• Gen Thorac Cardiovasc Surg · May 2014

    Lung metastasectomy for postoperative colorectal cancer in patients with a history of hepatic metastasis.

    • Mitsuhiro Kamiyoshihara, Hitoshi Igai, Natsuko Kawatani, Takashi Ibe, Naoki Tomizawa, Kai Obayashi, Kimihiro Shimizu, and Izumi Takeyoshi.
    • Department of General Thoracic Surgery, Maebashi Red Cross Hospital, 3-21-36 Asahi-Cho, Maebashi, Gunma, 371-0014, Japan, micha2005jp@yahoo.co.jp.
    • Gen Thorac Cardiovasc Surg. 2014 May 1; 62 (5): 314-20.
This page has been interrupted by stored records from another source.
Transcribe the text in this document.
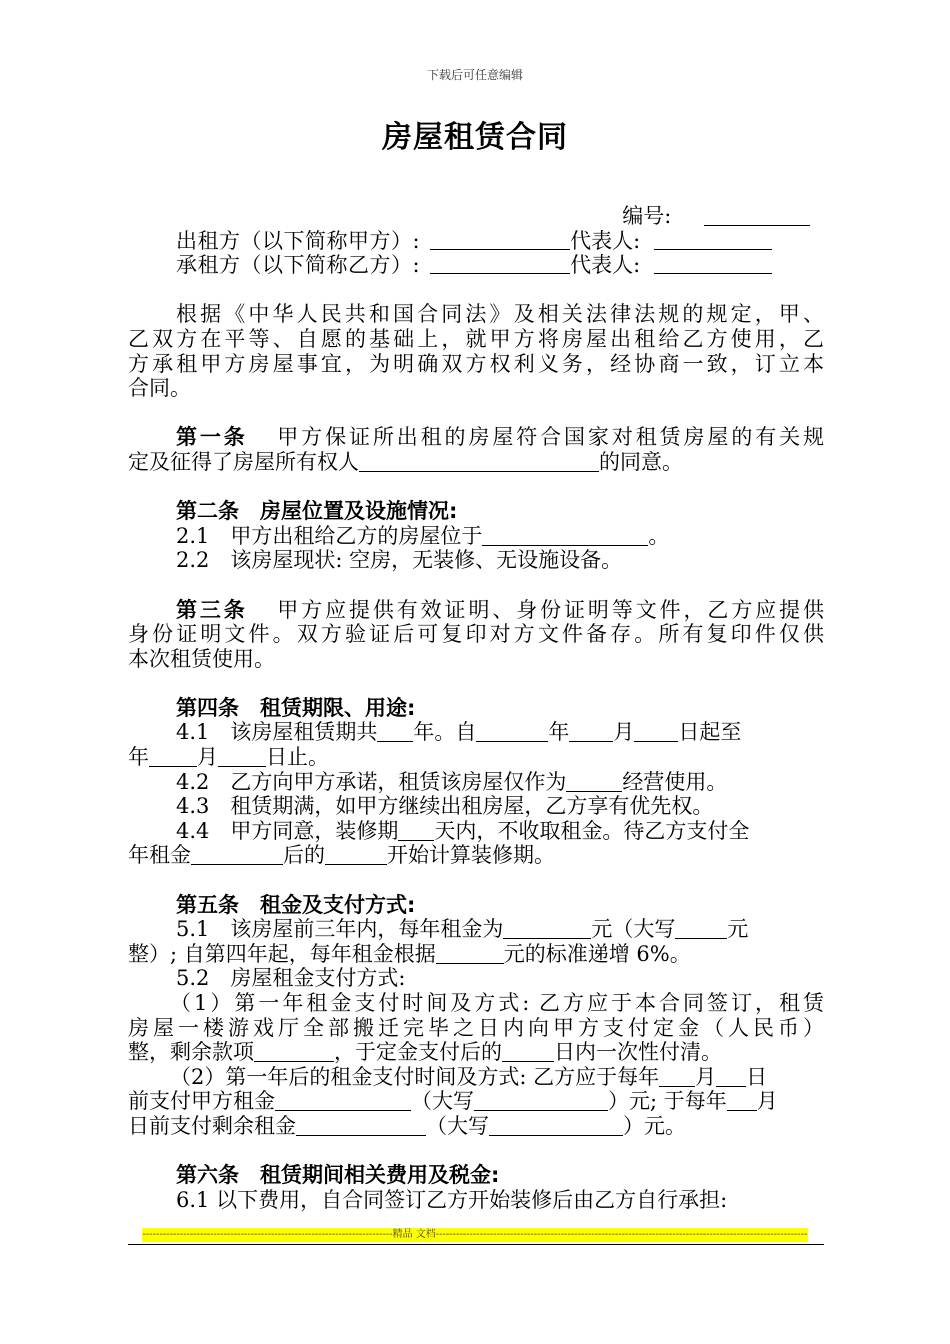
下载后可任意编辑
房屋租赁合同
编号:
出租方（以下简称甲方）:	代表人:
承租方（以下简称乙方）:	代表人:
根据《中华人民共和国合同法》及相关法律法规的规定，甲、
乙双方在平等、自愿的基础上，就甲方将房屋出租给乙方使用，乙
方承租甲方房屋事宜，为明确双方权利义务，经协商一致，订立本
合同。
第一条 甲方保证所出租的房屋符合国家对租赁房屋的有关规
定及征得了房屋所有权人	的同意。
第二条　房屋位置及设施情况:
2.1　甲方出租给乙方的房屋位于	。
2.2　该房屋现状: 空房，无装修、无设施设备。
第三条 甲方应提供有效证明、身份证明等文件，乙方应提供
身份证明文件。双方验证后可复印对方文件备存。所有复印件仅供
本次租赁使用。
第四条　租赁期限、用途:
4.1　该房屋租赁期共 年。自	年 月 日起至
年 月 日止。
4.2　乙方向甲方承诺，租赁该房屋仅作为	经营使用。
4.3　租赁期满，如甲方继续出租房屋，乙方享有优先权。
4.4　甲方同意，装修期 天内，不收取租金。待乙方支付全
年租金	后的	开始计算装修期。
第五条　租金及支付方式:
5.1　该房屋前三年内，每年租金为	元（大写 元
整）; 自第四年起，每年租金根据	元的标准递增 6%。
5.2　房屋租金支付方式:
（1）第一年租金支付时间及方式: 乙方应于本合同签订，租赁
房屋一楼游戏厅全部搬迁完毕之日内向甲方支付定金（人民币）
整，剩余款项	，于定金支付后的 日内一次性付清。
（2）第一年后的租金支付时间及方式: 乙方应于每年 月 日
前支付甲方租金	（大写	）元; 于每年 月
日前支付剩余租金	（大写	）元。
第六条　租赁期间相关费用及税金:
6.1 以下费用，自合同签订乙方开始装修后由乙方自行承担:
--------------------------------------------------------------------------精品 文档--------------------------------------------------------------------------------------------------------------
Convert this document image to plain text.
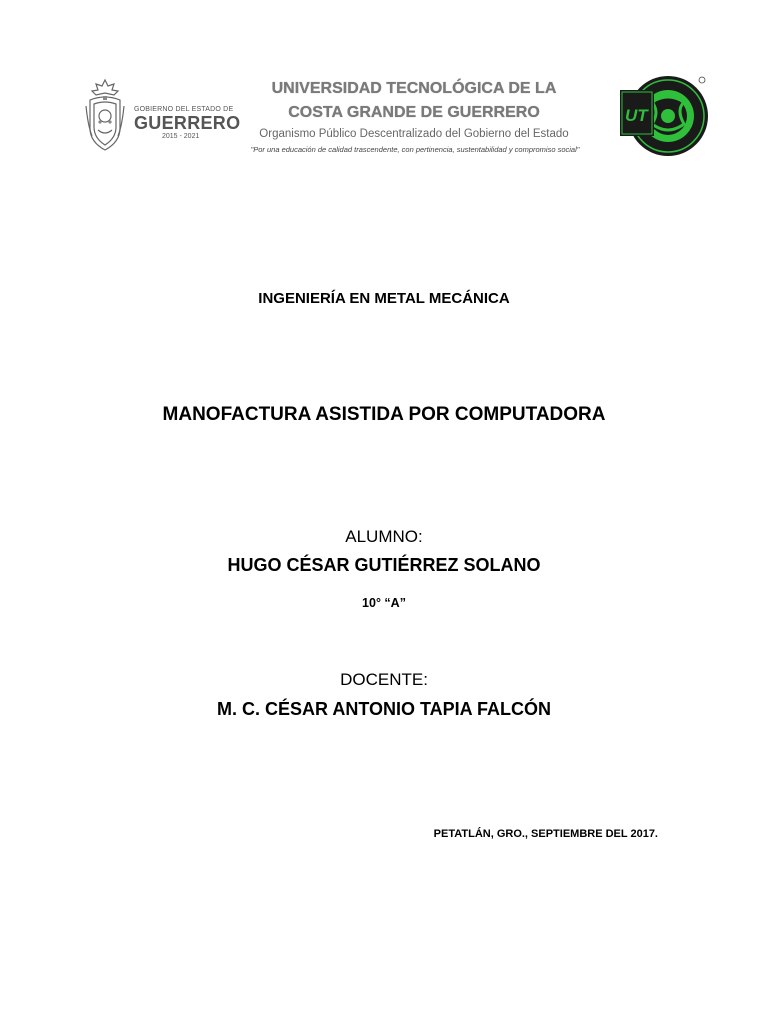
GOBIERNO DEL ESTADO DE
GUERRERO
2015 - 2021
UNIVERSIDAD TECNOLÓGICA DE LA
COSTA GRANDE DE GUERRERO
Organismo Público Descentralizado del Gobierno del Estado
"Por una educación de calidad trascendente, con pertinencia, sustentabilidad y compromiso social"
UT
INGENIERÍA EN METAL MECÁNICA
MANOFACTURA ASISTIDA POR COMPUTADORA
ALUMNO:
HUGO CÉSAR GUTIÉRREZ SOLANO
10° “A”
DOCENTE:
M. C. CÉSAR ANTONIO TAPIA FALCÓN
PETATLÁN, GRO., SEPTIEMBRE DEL 2017.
    ObjectivesOur objective was to evaluate the efficacy of pulmonary metastasectomy for postoperative colorectal cancer with hepatic metastasis, and to investigate the role of clinicopathological factors as predictors of outcome.MethodsConsecutive patients undergoing pulmonary metastasectomy for colorectal cancer with (group PH, n = 27) or without (group P, n = 46) a history of hepatic metastasis were included in the study. Clinicopathological variables, including sex, age, site, carcinoembryonic antigen in the primary tumor, disease-free interval, prior hepatic resection, timing of pulmonary metastases, preoperative chemotherapy, type of pulmonary resection, and number, size, and location of pulmonary metastases were retrospectively collected and investigated for prognostic significance.ResultsFive-year survival rates were 59.5 and 70.0 % for patients with and without a history of hepatic metastasis, respectively; these values did not differ significantly. Among all investigated prognostic variables, sex and number of pulmonary metastases (1 vs. >1) were the most important factors affecting the outcome after colorectal and pulmonary resection. There was no significant difference in overall survival whether it was calculated from the time of resection of the primary colorectal cancer or of pulmonary metastases.ConclusionsPulmonary resection is not contraindicated in clinical practice. Significant factors indicating a good prognosis were female sex and the number of pulmonary metastases. Special attention should be paid to comparison of survival among studies.